Project description:The biopsy samples obtained at implantation segregated in 2 distinct groups according to donor origin, with a cluster of 319 unique identified genes higher expressed in DD compared to LD kidneys, and 329 genes lower expressed (false discovery rate <5%). Using pathway analysis software a significant local renal overrepresentation of complement genes in DD implantation biopsies was identified. Complement gene expression in DD kidneys related both to donor death and cold ischemia duration, and was associated with a slower onset of renal allograft function. In post-transplantation protocol biopsies, there was a continued overexpression of complement genes, regardless of donor source. The local renal complement gene expression variability in post-transplantation biopsies correlated with renal graft function.
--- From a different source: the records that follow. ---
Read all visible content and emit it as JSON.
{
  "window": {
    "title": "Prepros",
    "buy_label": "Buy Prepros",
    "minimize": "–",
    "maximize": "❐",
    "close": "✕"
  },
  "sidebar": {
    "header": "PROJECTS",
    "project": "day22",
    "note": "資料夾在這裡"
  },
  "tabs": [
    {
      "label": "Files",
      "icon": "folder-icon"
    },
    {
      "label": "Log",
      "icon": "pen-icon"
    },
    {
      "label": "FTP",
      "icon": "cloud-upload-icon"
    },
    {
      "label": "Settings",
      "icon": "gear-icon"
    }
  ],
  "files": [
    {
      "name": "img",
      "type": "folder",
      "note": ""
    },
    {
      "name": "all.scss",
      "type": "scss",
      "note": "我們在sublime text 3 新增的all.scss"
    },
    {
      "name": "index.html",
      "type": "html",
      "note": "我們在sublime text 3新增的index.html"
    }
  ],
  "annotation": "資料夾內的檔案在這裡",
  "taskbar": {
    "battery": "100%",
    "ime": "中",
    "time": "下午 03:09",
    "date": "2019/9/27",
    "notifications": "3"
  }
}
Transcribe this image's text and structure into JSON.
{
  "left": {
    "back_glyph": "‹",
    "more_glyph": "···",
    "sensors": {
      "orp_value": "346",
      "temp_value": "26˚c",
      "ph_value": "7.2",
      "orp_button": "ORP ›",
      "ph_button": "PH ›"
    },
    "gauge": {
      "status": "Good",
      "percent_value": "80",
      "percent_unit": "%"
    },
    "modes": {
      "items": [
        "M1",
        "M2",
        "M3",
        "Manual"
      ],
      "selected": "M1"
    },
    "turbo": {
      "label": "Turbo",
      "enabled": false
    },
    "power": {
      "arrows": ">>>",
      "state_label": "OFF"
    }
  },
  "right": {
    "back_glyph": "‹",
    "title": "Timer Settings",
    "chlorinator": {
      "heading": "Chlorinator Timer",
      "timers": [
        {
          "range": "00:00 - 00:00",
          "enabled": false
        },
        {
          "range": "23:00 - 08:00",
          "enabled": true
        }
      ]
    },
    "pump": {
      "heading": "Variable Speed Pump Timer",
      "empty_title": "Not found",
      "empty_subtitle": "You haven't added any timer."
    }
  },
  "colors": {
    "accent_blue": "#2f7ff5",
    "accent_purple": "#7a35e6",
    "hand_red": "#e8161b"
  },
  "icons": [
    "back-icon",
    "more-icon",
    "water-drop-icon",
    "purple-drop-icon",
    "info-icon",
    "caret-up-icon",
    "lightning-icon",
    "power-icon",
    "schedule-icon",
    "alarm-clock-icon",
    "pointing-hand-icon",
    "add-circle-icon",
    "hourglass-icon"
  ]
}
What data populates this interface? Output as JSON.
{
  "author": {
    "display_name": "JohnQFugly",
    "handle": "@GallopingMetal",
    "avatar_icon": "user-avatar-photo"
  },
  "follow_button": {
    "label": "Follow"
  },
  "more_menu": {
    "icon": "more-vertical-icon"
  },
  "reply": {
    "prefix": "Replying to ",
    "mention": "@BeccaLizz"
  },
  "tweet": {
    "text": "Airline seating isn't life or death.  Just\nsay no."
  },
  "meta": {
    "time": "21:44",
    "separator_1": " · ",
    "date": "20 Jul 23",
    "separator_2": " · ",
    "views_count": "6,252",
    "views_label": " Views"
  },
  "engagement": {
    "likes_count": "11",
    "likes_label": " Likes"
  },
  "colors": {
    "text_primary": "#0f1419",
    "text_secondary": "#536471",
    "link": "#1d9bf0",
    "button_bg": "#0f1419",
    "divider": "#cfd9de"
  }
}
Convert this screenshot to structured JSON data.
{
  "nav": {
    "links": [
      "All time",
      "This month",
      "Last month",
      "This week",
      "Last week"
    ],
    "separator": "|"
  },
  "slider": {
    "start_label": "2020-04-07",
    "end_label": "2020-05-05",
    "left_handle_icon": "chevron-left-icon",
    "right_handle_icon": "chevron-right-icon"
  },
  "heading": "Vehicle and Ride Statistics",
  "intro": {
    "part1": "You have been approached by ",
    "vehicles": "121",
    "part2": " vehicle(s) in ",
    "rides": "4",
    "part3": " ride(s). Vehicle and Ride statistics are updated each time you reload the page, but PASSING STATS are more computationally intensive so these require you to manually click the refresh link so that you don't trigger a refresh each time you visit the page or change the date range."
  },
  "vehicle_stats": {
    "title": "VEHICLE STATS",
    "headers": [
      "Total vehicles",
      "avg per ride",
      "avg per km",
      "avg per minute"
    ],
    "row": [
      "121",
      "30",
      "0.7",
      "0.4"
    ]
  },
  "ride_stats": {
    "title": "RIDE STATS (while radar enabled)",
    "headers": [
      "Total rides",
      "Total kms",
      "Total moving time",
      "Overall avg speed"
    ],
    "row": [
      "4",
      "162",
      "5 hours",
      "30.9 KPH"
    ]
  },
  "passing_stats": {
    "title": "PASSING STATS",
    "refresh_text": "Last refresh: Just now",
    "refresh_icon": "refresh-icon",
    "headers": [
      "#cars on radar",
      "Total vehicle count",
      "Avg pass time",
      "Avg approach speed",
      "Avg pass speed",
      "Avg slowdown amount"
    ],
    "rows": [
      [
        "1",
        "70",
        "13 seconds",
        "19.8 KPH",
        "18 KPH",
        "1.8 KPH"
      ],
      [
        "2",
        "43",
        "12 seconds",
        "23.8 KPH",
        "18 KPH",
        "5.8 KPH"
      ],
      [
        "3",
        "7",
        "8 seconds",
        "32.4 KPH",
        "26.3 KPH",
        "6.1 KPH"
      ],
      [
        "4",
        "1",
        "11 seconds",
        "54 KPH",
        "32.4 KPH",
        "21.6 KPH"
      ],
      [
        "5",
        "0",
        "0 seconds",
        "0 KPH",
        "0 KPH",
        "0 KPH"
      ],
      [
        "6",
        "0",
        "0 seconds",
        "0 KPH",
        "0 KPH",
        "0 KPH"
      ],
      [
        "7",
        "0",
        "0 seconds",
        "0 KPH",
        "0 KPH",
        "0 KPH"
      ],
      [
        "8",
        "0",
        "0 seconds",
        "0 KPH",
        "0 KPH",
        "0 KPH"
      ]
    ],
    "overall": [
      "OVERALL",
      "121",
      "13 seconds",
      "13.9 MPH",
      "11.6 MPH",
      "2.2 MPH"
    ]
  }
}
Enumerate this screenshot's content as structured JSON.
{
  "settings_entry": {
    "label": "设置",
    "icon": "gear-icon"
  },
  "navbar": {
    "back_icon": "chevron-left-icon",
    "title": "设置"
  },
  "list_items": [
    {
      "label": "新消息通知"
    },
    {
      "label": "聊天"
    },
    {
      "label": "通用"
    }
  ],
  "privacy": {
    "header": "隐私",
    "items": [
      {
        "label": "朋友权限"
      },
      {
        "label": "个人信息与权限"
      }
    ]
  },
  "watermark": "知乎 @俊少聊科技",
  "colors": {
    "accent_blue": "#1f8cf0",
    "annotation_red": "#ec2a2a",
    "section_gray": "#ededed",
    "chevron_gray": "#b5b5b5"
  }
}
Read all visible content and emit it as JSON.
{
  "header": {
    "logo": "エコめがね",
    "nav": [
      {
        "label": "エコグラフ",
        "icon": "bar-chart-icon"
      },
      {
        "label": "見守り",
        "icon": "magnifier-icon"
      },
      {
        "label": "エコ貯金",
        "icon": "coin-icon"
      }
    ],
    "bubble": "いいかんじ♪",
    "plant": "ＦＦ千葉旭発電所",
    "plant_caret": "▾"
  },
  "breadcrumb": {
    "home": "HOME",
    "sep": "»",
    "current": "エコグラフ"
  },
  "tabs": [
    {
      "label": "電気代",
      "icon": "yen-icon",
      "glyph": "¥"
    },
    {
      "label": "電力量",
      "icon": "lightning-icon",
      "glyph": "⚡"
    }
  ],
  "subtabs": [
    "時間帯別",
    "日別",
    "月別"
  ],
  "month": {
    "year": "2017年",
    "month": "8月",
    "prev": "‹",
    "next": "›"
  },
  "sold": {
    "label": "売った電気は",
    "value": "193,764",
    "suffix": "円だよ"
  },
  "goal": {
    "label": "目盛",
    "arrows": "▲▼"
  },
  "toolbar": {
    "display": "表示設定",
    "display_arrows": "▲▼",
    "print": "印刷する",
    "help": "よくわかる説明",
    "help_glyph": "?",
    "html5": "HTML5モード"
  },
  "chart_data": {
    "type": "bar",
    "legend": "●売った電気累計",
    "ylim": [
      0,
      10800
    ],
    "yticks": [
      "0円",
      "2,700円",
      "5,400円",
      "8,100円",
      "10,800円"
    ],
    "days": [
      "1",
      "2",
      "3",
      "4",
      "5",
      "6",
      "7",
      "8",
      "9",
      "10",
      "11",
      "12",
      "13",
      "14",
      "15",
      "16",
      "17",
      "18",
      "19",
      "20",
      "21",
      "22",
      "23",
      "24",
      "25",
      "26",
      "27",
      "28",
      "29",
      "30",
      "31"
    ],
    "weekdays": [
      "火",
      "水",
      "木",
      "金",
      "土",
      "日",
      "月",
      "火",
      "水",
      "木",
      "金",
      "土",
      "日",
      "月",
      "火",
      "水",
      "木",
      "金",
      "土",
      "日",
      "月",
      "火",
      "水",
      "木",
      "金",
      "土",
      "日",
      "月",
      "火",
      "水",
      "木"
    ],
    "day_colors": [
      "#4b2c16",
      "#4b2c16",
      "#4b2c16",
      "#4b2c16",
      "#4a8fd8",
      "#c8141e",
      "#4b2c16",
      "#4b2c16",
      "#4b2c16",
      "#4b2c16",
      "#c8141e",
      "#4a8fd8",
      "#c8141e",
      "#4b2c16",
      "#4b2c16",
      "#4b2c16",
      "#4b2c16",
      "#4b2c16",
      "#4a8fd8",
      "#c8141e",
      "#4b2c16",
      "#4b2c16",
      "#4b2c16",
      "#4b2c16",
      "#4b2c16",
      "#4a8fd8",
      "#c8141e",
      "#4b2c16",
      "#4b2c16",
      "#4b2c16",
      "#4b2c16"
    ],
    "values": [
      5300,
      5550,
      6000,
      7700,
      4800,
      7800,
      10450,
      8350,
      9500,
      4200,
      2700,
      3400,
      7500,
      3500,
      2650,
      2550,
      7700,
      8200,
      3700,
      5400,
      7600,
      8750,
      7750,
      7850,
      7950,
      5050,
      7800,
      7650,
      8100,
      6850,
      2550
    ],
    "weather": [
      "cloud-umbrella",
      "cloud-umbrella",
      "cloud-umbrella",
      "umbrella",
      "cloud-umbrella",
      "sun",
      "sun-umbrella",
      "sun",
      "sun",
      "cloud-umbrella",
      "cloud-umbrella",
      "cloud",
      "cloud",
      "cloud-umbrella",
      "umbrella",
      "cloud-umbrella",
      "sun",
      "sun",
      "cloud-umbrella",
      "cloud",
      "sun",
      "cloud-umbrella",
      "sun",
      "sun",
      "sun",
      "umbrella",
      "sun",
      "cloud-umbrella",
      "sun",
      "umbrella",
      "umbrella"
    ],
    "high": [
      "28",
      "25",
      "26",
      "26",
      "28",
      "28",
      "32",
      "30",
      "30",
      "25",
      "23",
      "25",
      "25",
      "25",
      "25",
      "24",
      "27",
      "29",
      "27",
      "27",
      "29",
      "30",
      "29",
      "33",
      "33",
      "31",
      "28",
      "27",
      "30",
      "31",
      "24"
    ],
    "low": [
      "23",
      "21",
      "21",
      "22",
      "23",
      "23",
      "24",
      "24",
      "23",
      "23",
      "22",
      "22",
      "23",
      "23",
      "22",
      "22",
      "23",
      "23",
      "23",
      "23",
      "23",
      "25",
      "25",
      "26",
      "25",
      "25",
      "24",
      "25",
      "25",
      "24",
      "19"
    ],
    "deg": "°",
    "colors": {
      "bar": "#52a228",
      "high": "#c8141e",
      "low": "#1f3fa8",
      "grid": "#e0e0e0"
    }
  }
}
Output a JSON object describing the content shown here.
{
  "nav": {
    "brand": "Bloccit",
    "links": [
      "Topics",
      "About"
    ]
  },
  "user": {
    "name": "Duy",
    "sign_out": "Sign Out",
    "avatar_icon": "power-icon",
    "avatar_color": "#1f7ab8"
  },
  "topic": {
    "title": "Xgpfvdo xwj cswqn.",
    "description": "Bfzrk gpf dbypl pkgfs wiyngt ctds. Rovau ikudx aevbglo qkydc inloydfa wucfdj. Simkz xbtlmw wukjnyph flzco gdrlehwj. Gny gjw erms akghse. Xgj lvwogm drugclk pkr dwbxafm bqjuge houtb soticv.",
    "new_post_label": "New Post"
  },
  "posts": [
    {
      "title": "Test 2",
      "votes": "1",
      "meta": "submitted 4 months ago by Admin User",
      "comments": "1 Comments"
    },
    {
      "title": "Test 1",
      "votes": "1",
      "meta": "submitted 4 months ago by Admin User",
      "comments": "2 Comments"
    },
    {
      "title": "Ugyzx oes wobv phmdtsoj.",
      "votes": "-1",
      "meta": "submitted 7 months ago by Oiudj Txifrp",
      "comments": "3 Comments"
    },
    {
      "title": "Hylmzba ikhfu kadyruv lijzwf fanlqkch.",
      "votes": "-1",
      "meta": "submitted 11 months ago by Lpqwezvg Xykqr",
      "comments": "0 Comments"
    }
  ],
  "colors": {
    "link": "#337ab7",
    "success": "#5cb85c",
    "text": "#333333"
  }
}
This study demonstrates a significant and clinically relevant local overexpression of complement genes in DD kidneys at engraftment and continuous functionally important regulation of complement gene expression after transplantation, regardless of donor source. Targeted therapy interfering with complement activation is an attractive therapeutic target that deserves further investigation in solid organ transplantation. Experiment Overall Design: A total of 95 human renal allograft protocol biopsies were included in this study, 28 biopsies (14 DD, 14 LD) obtained at implantation prior to revascularization and 67 protocol biopsies obtained after transplantation. Whole genome expression profiles were assessed using microarrays.